Located in: Opinions
Posted on: February 3rd, 2014 No Comments

Turn-of-century story reflects present


History is a dish best served with hyperbole. No stranger to literary exaggeration, Doris Goodwin’s “The Bully Pulpit: Theodore Roosevelt, William Howard Taft, and the Golden Age of Journalism” is a rich and fast-paced exploration of American life at the turn of the 20th century. While seemingly intimidating, “The Bully Pulpit”’s 750 pages read more like a well narrated story than a dry textbook, perhaps in part because of the complicated Shakespearean characters of Teddy Roosevelt and William Taft, whose deep and amicable friendship deteriorates as the coercive power of politics takes its toll. The additional 200-plus pages of notes and references also go a long way in enriching the development of the story as correspondences between the central characters are heavily borrowed from them.

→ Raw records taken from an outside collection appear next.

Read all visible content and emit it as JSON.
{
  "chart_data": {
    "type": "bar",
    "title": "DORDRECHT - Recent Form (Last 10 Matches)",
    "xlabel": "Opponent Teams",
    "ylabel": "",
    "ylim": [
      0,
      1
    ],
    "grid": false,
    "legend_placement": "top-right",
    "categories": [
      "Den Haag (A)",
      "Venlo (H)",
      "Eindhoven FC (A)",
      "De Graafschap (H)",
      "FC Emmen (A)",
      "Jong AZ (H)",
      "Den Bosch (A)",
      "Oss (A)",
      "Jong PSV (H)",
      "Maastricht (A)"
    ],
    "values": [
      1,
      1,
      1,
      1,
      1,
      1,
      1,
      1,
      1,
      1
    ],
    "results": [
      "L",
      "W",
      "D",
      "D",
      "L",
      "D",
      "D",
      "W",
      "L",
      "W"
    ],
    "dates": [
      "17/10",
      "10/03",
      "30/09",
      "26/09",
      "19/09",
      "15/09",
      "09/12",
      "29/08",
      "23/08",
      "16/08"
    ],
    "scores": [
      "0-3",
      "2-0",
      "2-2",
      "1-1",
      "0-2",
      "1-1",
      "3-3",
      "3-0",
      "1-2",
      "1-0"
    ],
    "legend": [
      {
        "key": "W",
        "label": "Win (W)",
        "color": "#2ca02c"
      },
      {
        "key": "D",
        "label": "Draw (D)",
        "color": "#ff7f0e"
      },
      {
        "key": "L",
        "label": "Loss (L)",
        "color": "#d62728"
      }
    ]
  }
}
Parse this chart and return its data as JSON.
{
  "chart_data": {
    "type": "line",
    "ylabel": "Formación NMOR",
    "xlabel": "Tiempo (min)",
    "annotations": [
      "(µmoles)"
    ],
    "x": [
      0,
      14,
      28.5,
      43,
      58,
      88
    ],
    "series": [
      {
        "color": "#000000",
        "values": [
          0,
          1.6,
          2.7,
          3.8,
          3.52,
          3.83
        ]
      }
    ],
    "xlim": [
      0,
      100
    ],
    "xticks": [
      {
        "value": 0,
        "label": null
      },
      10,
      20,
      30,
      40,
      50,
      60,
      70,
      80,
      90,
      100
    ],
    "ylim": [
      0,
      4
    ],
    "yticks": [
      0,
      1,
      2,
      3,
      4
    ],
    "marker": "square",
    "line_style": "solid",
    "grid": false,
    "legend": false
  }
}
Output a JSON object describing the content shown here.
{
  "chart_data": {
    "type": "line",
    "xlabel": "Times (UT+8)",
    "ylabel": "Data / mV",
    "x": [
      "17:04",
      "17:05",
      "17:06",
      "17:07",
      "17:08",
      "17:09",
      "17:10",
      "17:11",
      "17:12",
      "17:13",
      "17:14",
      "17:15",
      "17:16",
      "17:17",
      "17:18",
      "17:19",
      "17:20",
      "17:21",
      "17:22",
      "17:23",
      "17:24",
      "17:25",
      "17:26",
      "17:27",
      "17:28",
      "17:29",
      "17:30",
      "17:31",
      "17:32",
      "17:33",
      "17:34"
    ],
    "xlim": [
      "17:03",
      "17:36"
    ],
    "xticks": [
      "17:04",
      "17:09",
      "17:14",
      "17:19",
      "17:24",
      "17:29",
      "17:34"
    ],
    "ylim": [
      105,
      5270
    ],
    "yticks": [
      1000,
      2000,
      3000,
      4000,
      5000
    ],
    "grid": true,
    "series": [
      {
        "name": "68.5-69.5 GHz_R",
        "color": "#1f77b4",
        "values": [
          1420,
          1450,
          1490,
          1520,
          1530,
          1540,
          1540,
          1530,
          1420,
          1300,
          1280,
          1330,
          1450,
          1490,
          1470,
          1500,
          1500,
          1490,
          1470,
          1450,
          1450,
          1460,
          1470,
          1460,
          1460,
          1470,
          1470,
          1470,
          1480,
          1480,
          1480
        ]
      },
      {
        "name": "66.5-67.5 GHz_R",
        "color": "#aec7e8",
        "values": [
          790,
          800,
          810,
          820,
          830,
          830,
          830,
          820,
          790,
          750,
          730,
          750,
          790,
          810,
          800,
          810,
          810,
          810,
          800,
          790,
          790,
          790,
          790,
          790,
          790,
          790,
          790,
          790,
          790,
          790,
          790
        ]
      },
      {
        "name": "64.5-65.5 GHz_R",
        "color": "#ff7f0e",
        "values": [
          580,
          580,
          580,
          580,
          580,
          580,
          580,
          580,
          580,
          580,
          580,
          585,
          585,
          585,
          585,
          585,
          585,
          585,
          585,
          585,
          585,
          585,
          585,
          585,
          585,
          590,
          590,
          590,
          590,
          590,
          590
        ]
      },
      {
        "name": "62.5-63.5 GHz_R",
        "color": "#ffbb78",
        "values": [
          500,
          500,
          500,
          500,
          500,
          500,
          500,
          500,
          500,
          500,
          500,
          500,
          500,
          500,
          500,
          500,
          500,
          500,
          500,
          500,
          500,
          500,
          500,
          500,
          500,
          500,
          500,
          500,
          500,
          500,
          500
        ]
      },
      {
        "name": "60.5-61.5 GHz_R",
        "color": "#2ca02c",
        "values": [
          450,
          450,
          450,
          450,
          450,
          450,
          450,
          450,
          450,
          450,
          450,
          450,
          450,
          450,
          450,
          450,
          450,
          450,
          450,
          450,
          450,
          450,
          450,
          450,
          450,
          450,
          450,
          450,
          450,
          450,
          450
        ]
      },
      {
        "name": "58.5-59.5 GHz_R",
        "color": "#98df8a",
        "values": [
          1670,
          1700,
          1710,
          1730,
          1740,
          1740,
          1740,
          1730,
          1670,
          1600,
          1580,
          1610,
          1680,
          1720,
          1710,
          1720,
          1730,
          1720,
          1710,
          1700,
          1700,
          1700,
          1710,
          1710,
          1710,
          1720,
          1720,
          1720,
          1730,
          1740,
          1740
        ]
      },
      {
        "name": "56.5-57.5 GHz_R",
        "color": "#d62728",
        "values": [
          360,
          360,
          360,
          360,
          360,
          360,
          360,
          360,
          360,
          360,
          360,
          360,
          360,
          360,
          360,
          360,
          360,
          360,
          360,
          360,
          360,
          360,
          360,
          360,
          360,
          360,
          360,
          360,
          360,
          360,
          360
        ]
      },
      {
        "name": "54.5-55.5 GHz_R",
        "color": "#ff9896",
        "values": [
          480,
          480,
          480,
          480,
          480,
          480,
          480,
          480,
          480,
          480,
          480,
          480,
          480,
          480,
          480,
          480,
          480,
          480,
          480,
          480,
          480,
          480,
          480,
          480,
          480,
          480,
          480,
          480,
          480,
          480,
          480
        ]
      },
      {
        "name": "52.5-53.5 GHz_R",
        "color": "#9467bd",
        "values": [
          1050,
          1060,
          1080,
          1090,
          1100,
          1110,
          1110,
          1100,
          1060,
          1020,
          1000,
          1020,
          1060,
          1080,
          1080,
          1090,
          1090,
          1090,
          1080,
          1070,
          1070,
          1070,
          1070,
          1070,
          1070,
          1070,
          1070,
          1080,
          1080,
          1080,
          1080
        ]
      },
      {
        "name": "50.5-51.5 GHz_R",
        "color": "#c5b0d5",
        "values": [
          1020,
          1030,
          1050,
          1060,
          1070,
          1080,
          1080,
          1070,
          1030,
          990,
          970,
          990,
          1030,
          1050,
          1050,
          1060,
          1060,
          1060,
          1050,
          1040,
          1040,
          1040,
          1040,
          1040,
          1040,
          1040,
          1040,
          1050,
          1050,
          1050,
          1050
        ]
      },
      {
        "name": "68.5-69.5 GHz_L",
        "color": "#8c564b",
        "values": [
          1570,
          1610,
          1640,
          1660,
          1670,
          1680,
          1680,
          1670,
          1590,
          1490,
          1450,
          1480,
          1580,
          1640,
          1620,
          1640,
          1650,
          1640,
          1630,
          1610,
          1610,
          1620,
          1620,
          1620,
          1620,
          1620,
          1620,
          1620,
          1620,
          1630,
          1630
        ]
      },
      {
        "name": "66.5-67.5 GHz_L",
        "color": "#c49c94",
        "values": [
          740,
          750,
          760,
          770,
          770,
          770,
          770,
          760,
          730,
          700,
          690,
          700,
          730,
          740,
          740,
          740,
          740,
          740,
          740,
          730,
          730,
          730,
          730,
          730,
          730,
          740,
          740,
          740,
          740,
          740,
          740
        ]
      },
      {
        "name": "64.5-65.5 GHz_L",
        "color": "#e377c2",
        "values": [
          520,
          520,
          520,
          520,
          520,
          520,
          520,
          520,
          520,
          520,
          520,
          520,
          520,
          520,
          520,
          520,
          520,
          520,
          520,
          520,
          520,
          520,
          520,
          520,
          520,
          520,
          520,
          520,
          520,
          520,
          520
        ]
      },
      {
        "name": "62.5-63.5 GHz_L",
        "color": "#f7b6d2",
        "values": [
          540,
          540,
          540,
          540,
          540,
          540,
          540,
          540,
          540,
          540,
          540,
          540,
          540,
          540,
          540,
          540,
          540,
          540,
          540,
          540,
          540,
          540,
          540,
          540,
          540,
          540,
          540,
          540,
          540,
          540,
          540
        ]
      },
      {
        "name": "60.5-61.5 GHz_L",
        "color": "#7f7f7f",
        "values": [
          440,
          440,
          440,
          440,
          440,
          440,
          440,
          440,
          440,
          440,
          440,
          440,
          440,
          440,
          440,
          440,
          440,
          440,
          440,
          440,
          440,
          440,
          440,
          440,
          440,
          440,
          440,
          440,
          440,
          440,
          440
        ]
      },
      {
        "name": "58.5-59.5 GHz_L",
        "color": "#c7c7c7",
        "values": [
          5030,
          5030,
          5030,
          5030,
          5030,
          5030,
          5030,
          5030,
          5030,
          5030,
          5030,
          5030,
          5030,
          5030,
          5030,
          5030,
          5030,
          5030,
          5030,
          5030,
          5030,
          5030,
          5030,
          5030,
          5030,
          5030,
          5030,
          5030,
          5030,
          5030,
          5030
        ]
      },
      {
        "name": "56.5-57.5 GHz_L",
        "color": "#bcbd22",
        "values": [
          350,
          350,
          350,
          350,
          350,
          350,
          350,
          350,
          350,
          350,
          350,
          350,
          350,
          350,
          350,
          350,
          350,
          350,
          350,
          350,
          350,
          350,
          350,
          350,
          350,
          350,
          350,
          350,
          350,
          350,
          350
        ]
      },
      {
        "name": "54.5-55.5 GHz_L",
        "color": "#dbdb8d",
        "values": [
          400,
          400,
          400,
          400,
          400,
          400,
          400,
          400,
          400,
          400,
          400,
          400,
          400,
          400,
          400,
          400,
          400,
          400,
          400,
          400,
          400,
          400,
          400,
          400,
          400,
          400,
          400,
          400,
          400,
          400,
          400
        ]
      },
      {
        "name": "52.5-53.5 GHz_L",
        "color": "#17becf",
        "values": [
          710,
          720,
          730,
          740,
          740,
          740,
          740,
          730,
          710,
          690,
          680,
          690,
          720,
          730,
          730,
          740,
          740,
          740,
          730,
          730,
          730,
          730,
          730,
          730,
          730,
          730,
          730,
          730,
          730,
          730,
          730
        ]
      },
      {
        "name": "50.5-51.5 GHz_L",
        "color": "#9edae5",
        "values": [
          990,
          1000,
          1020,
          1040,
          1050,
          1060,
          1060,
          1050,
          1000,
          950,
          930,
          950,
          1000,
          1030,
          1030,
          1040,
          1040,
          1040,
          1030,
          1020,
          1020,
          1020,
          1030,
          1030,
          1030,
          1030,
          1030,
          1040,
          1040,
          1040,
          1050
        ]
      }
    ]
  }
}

Goodwin takes a unique approach in recounting the lives of these two presidents by focusing on aspects that have been given little attention in the past. Giving journalists like S. S. McClure and Ida Tarbell significantly more credit, Goodwin paints an impressive portrait of the behind-the-scenes players who arguably helped shaped history more than the gridlocked Congress.

In reading “The Bully Pulpit,” it becomes almost impossible to distance oneself from the story. You’ll root for Roosevelt as he weeds out police corruption in the New York streets, weep for Taft as his wife plunges into an incurable and mute illness and scream at McClure as his eccentric passion drives his journalistic empire into the ground.